今回のイベントにも導入されており、会場内では、パネルディスカッションや各登壇者のスピーチがAuracast™を通じて配信されました。対応デバイスを用いて実際に体験した参加者からは、「周囲が賑やかでも、プレゼンターの声がはっきりと聞こえる」「音質が非常にクリアで、プレゼンテーションに集中できる」といった声が多く寄せられたそう。最新の補聴器と先端技術が融合した本イベントを通して、日常の“きこえ”がどのように変わるのかを来場者自身が実感する時間となりました。

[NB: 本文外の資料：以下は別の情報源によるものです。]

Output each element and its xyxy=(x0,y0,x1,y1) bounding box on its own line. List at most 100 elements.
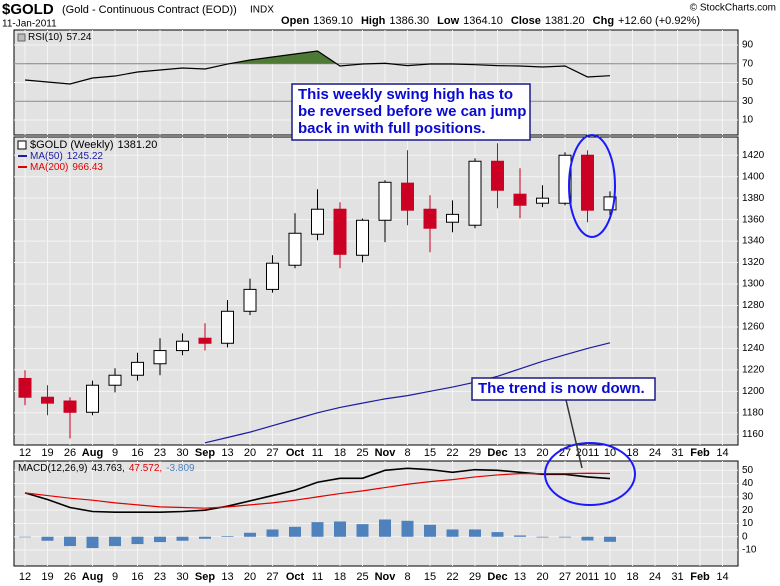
legend: MACD(12,26,9) 43.763, 47.572, -3.809 xyxy=(18,463,195,474)
y-tick-label: 1360 xyxy=(742,214,765,225)
x-tick-label: 12 xyxy=(19,447,31,459)
legend-name: $GOLD (Weekly) xyxy=(30,139,114,151)
x-tick-label: 27 xyxy=(266,571,278,583)
legend: MA(50) 1245.22 xyxy=(30,151,103,162)
histogram-bar xyxy=(559,536,571,538)
histogram-bar xyxy=(334,521,346,537)
description: (Gold - Continuous Contract (EOD)) xyxy=(62,4,237,16)
x-tick-label: 26 xyxy=(64,571,76,583)
x-tick-label: 22 xyxy=(446,447,458,459)
legend-value: 966.43 xyxy=(72,162,103,173)
candle-body xyxy=(41,396,54,404)
x-tick-label: 20 xyxy=(244,571,256,583)
y-tick-label: 70 xyxy=(742,58,754,69)
y-tick-label: 10 xyxy=(742,115,754,126)
x-tick-label: 19 xyxy=(41,447,53,459)
rsi-line xyxy=(24,50,611,85)
quote-value: +12.60 (+0.92%) xyxy=(618,15,700,27)
annotation-box xyxy=(471,377,656,401)
candle-body xyxy=(153,350,167,365)
legend-name: MA(200) xyxy=(30,162,68,173)
macd-panel xyxy=(13,460,739,567)
x-tick-label: 27 xyxy=(266,447,278,459)
y-tick-label: 50 xyxy=(742,465,754,476)
highlight-ellipse xyxy=(544,442,636,506)
y-tick-label: 1380 xyxy=(742,193,765,204)
x-tick-label: 31 xyxy=(671,571,683,583)
quote: Open 1369.10 High 1386.30 Low 1364.10 Close 138… xyxy=(281,15,700,27)
annotation-text: back in with full positions. xyxy=(298,120,486,137)
x-tick-label: 20 xyxy=(536,571,548,583)
y-tick-label: 1160 xyxy=(742,429,764,440)
x-tick-label: Oct xyxy=(286,571,305,583)
annotation-shapes xyxy=(544,134,636,506)
histogram-bar xyxy=(19,536,31,538)
highlight-ellipse xyxy=(568,134,616,238)
candle-body xyxy=(356,219,369,256)
quote-label: High xyxy=(361,15,386,27)
x-tick-label: 23 xyxy=(154,571,166,583)
x-tick-label: 11 xyxy=(312,571,323,583)
quote-label: Open xyxy=(281,15,309,27)
histogram-bar xyxy=(176,536,189,541)
pointer xyxy=(565,399,583,469)
annotation-text: The trend is now down. xyxy=(478,380,645,397)
date: 11-Jan-2011 xyxy=(2,19,57,30)
y-tick-label: 40 xyxy=(742,478,754,489)
legend-value: 1245.22 xyxy=(67,151,104,162)
quote-value: 1364.10 xyxy=(463,15,503,27)
x-tick-label: 20 xyxy=(244,447,256,459)
x-tick-label: 10 xyxy=(604,571,616,583)
x-tick-label: 19 xyxy=(41,571,53,583)
candle-body xyxy=(288,232,302,266)
candle-body xyxy=(468,160,482,226)
x-tick-label: 13 xyxy=(221,447,233,459)
legend-value: 43.763, xyxy=(91,463,124,474)
grid-layer xyxy=(14,30,738,566)
x-tick-label: 9 xyxy=(112,447,118,459)
x-tick-label: 26 xyxy=(64,447,76,459)
x-tick-label: 22 xyxy=(446,571,458,583)
histogram-bar xyxy=(109,536,121,547)
macd-line xyxy=(24,472,611,509)
histogram-bar xyxy=(266,529,279,537)
exchange: INDX xyxy=(250,5,274,16)
legend-value: 1381.20 xyxy=(118,139,158,151)
legend-swatch xyxy=(17,140,27,150)
x-tick-label: 2011 xyxy=(576,447,600,459)
candle-body xyxy=(581,154,594,211)
y-tick-label: 1240 xyxy=(742,343,765,354)
x-tick-label: Aug xyxy=(82,447,103,459)
candle-body xyxy=(198,337,212,344)
annotation-box xyxy=(291,83,531,141)
x-tick-label: 14 xyxy=(716,571,728,583)
y-tick-label: 50 xyxy=(742,77,754,88)
candle-body xyxy=(176,340,189,352)
x-tick-label: 15 xyxy=(424,571,436,583)
candle-body xyxy=(558,154,572,204)
candle-body xyxy=(491,160,504,191)
legend-name: MA(50) xyxy=(30,151,63,162)
x-tick-label: 18 xyxy=(626,571,638,583)
y-tick-label: 90 xyxy=(742,40,754,51)
histogram-bar xyxy=(536,536,549,538)
x-tick-label: Nov xyxy=(375,447,397,459)
x-tick-label: 15 xyxy=(424,447,436,459)
y-tick-label: 30 xyxy=(742,492,754,503)
x-tick-label: 13 xyxy=(514,571,526,583)
histogram-bar xyxy=(379,519,391,537)
x-tick-label: 14 xyxy=(716,447,728,459)
x-tick-label: 2011 xyxy=(576,571,600,583)
y-tick-label: 30 xyxy=(742,96,754,107)
histogram-bar xyxy=(491,532,504,537)
histogram-bar xyxy=(64,536,76,547)
x-tick-label: Feb xyxy=(690,571,710,583)
x-tick-label: 29 xyxy=(469,571,481,583)
candle-body xyxy=(513,193,527,206)
histogram-bar xyxy=(289,526,301,537)
x-tick-label: 12 xyxy=(19,571,31,583)
x-tick-label: 30 xyxy=(176,447,188,459)
x-tick-label: 18 xyxy=(334,447,346,459)
histogram-bar xyxy=(604,536,616,542)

なお、「Audio Technology for the Future」を主催した企業・Ampetronicのエド・ベック氏曰く、Auracast™の活用によるメリットを次のように語っています。例えば、先ほども触れたように、講演会場、学校や大学、オフィス、礼拝所など多様な場面で「一対多」の音声伝達が可能となること。さらに、静寂を守る寺院や映画館・音楽フェスといった娯楽の場、また、駅や空港のアナウンス、ホテル受付など日常生活においても利便性が飛躍的に高まると強調。一台の送信機で複数言語を同時配信し広範囲をカバーできる点や、ネットワーク管理による柔軟な制御の強みも、Auracast™の魅力でしょう。公共空間における音声アクセシビリティの新時代を予感させられます。
マーティン・アームストロング氏がAuracast™に対応する補聴器の可能性を語る
さて、ここからはAuracast™に対応する補聴器の可能性について見ていきましょう。ゲストスピーカーとして登場したGNヒアリングジャパン株式会社 代表取締役社長のマーティン・アームストロング氏は、「接続性(Connectivity)」をテーマに掲げながら、聴覚障がい者にとっての“最大の壁”である騒音環境の打開策として、Auracast™を取り入れることの重要性を語りました。


新世代の補聴器に必要なもの、それは自然な音質と装用感。これに加え、他の機器との「自然な接続」を挙げるアームストロング氏。Auracast™はもちろん、低消費電力を特徴とするBluetoothの次世代規格「LE Audio」を導入した補聴器がもたらす、革新性を示します。
Auracast™×LE Audio、新世代の補聴器がもたらす3つの革新性
アームストロング氏は、新世代の補聴器がもたらす3つの革新性について、第一に、より高音質かつ低消費電力でバッテリー寿命を延ばせる点。第二に、一対多の接続により補聴器同士や他デバイスとの連携が容易になる点。第三に、革新的な音声情報体験を実現するAuracast™により、鉄道や空港の案内、映画館や美術館などのガイド、さらには家庭でのテレビや音楽共有などのあらゆる場面で音声情報体験が一変することだと述べました。
ちなみに、日本において、聞こえづらさを感じている人が現在どれほど存在するか想像がつくでしょうか?なんと約1300万人もの人々が聞こえづらいという自覚を持っているのだとか。しかし、そのうち補聴器装用率は15%ほどだと言われています。難聴の状態を放置しておくと、社会的・精神的・感情的・認知的、さらには身体的な健康にまで影響を及ぼす可能性があるとアームストロング氏は言います。
気軽にアクセスできるAuracast™が広がれば、難聴者・健聴者ともに平等に音声情報を得られる機会が生まれ、難聴者の生活の利便性(=QOL)も向上していくことと思います。
コンセントに刺すだけで“きこえ”をアシスト




今回は、次世代の“きこえ”のための注目技術であるAuracast™についてピックアップしました。この技術の導入が進むことで、障がいの有無や、年齢にかかわらず、“きこえ”の均一性の機会が生まれることでしょう。また、音声サポート機能を搭載した建物を一から建てることは時間を要しますが、Auracast™さえあればコンセントに刺すだけで、人々をサポートすることが出来るのも大きなポイントです。今ある資源の中で、効率よくスマートに、より多くの人がアクセスできるシステムとして、Auracast™を活用すること。それが人にとっても、環境にとっても、最適な選択ではないでしょうか。